APPLICATIONS
Air Force Research Labs to Boost 'Eyes in the Sky' with Star-P
Military researchers plan to tap interactive supercomputing system to quickly analyze massive satellite radar data set - The Air Force Research Laboratory (AFRL) in Rome, NY, is developing a new supercomputer-based system that could help the military analyze massive amounts of satellite-based radar data for surveillance, missile warning, communications and navigational activities. With the help of Interactive Supercomputing Inc.'s (ISC's) Star-P software and technical support from Computer Sciences Corporation (CSC), defense systems researchers hope to eliminate the complexities and critical time delays of programming parallel algorithms required to analyze terabytes of satellite data on high-performance computers (HPCs). Star-P is an interactive parallel computing platform that lets researchers write applications on desktop computers using The MathWorks' MATLAB, and run them instantly and interactively on an eight-processor SGI Altix 3000 Server. This eliminates the need to re-program the applications in C, Fortran or MPI languages to run on the parallel computer, which previously took months to years to complete. "For years the military relied on radar information from land-based facilities and reconnaissance aircraft, but has recently expanded their missions to include satellite-based radar systems," said Mark Barnell, a systems engineer with CSC. "But where traditional radar images might measure 10 megabytes, satellite radar can easily inundate a facility with terabytes of data daily, dramatically complicating and delaying the analysis process. Satellite radar can't help our military readiness if we have to wait a long time for the analysis results."
With the AFRL's mission to "lead the discovery, development, and integration of affordable warfighting technologies for our air and space forces," a key goal of the AFRL is to enable an agile workforce. Lab researchers believe that Star-P's desktop interactivity and ease-of-use will help provide this agility. Barnell explained that since researchers were skilled at evaluating radar analysis algorithms using MATLAB, they wanted to preserve the familiarity and interactivity of their desktop environment while taking advantage of the computational power of parallel HPCs. Due to the time-sensitivity of their work, they cannot afford the time required to re-program their algorithms for parallel processing.

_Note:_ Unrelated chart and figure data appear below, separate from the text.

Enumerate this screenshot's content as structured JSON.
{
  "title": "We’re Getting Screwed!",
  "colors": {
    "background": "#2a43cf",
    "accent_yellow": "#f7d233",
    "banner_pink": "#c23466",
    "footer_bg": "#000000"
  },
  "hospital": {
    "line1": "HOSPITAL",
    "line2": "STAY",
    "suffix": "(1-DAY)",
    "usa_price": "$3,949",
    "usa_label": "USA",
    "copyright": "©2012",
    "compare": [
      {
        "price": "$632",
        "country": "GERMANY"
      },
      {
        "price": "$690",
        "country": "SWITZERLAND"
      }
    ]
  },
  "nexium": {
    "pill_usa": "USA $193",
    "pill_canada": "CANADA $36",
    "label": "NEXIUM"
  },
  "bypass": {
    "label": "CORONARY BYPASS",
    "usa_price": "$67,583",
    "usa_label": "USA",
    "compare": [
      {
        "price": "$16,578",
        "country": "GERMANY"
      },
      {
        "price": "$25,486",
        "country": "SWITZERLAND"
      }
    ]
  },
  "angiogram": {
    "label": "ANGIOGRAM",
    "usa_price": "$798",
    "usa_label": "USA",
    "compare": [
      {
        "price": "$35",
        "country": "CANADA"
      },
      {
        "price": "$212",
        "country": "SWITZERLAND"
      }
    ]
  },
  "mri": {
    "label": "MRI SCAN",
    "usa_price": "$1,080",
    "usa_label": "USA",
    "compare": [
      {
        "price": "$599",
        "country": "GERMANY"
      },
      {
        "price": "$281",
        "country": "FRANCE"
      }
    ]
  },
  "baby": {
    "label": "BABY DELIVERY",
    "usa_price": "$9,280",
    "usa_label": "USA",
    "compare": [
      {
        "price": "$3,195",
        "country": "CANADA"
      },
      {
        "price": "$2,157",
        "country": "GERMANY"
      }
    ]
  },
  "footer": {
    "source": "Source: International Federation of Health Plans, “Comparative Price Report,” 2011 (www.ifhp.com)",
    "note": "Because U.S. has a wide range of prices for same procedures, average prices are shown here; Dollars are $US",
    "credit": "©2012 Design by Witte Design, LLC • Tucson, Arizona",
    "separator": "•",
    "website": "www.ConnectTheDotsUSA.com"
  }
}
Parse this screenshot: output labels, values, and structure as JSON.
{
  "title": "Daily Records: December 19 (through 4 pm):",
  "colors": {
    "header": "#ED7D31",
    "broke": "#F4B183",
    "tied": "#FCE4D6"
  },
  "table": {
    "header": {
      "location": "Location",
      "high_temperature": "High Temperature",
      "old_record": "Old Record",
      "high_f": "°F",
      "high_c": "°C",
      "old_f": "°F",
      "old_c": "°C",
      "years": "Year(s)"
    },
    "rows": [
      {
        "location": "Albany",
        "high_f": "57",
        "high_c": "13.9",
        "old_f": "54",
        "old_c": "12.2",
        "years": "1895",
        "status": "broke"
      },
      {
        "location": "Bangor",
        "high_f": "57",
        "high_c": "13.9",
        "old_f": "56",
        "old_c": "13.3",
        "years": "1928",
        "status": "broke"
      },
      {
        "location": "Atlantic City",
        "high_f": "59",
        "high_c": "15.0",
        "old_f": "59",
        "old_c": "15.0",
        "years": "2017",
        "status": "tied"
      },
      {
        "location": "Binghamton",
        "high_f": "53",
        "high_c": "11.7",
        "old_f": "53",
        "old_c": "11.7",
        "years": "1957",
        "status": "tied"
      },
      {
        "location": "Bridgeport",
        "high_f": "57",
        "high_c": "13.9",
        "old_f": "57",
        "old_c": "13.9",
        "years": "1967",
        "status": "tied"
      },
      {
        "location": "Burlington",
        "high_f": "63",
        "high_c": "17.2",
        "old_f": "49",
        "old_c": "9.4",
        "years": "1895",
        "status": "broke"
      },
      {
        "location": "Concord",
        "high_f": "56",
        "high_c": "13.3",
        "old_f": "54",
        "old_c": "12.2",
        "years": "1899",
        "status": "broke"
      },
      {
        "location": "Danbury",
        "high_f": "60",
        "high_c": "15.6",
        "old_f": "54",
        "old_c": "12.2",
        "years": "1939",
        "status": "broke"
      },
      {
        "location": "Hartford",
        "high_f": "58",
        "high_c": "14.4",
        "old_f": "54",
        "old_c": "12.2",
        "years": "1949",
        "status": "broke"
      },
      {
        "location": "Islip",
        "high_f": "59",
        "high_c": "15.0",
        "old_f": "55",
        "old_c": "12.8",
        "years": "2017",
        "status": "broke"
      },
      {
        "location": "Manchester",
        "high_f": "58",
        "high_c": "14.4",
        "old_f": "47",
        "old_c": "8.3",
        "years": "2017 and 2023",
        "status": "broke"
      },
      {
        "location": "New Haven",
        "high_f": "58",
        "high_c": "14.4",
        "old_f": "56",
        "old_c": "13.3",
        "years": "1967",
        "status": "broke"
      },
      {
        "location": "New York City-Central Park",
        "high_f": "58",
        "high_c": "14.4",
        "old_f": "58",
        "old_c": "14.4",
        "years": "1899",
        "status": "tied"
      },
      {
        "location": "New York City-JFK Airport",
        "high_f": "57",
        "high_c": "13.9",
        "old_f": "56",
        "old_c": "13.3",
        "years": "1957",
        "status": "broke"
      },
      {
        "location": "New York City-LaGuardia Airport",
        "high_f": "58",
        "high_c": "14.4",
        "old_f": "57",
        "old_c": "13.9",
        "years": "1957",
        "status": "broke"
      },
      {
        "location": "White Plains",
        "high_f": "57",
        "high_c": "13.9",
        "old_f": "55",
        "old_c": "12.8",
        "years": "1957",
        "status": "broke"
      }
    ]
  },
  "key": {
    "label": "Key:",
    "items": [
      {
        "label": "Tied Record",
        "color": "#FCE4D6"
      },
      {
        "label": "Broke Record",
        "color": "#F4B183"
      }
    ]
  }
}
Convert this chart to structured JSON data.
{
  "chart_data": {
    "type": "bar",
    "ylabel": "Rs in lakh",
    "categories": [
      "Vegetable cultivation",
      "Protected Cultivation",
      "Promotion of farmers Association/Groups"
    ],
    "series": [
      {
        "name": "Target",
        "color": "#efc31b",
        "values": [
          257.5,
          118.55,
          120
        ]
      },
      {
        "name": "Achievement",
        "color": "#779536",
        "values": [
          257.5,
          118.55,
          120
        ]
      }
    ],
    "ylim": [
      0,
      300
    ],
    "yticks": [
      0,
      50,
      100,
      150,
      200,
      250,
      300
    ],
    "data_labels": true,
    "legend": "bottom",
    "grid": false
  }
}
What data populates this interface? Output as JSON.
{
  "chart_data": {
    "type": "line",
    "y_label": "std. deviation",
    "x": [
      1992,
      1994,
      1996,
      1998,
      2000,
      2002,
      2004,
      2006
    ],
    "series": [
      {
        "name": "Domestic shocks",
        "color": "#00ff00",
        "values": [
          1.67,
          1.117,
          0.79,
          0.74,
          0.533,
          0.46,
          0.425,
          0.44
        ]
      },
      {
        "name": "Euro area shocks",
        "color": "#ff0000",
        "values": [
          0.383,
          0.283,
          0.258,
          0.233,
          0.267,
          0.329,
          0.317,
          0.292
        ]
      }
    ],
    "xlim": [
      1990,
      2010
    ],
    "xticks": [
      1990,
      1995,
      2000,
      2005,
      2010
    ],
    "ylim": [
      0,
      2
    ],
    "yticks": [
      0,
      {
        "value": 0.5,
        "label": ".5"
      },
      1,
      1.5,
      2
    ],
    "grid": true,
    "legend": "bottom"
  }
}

Star-P will enable researchers to leverage their Altix server with 28 gigabytes of memory to solve this computational challenge. The software enables standard MATLAB commands and functions to execute in a parallel manner transparently to the user. "They can now preserve their familiar workflow while tackling data sets an order of magnitude larger than they process on their desktops," added Barnell. "Furthermore, we can leverage a 2048 processor Altix HPC with two terabytes of memory at Wright Patterson Air Force Base in the future to solve even larger problems."
The system also benefits researchers by supporting both fine- and coarse-grained parallelization. Where some problems are memory bound and require large-scale memory access and inter-processor communications, others can be segmented to run on a series of independent processors. Star-P makes it easy for researchers to tap either parallel approach.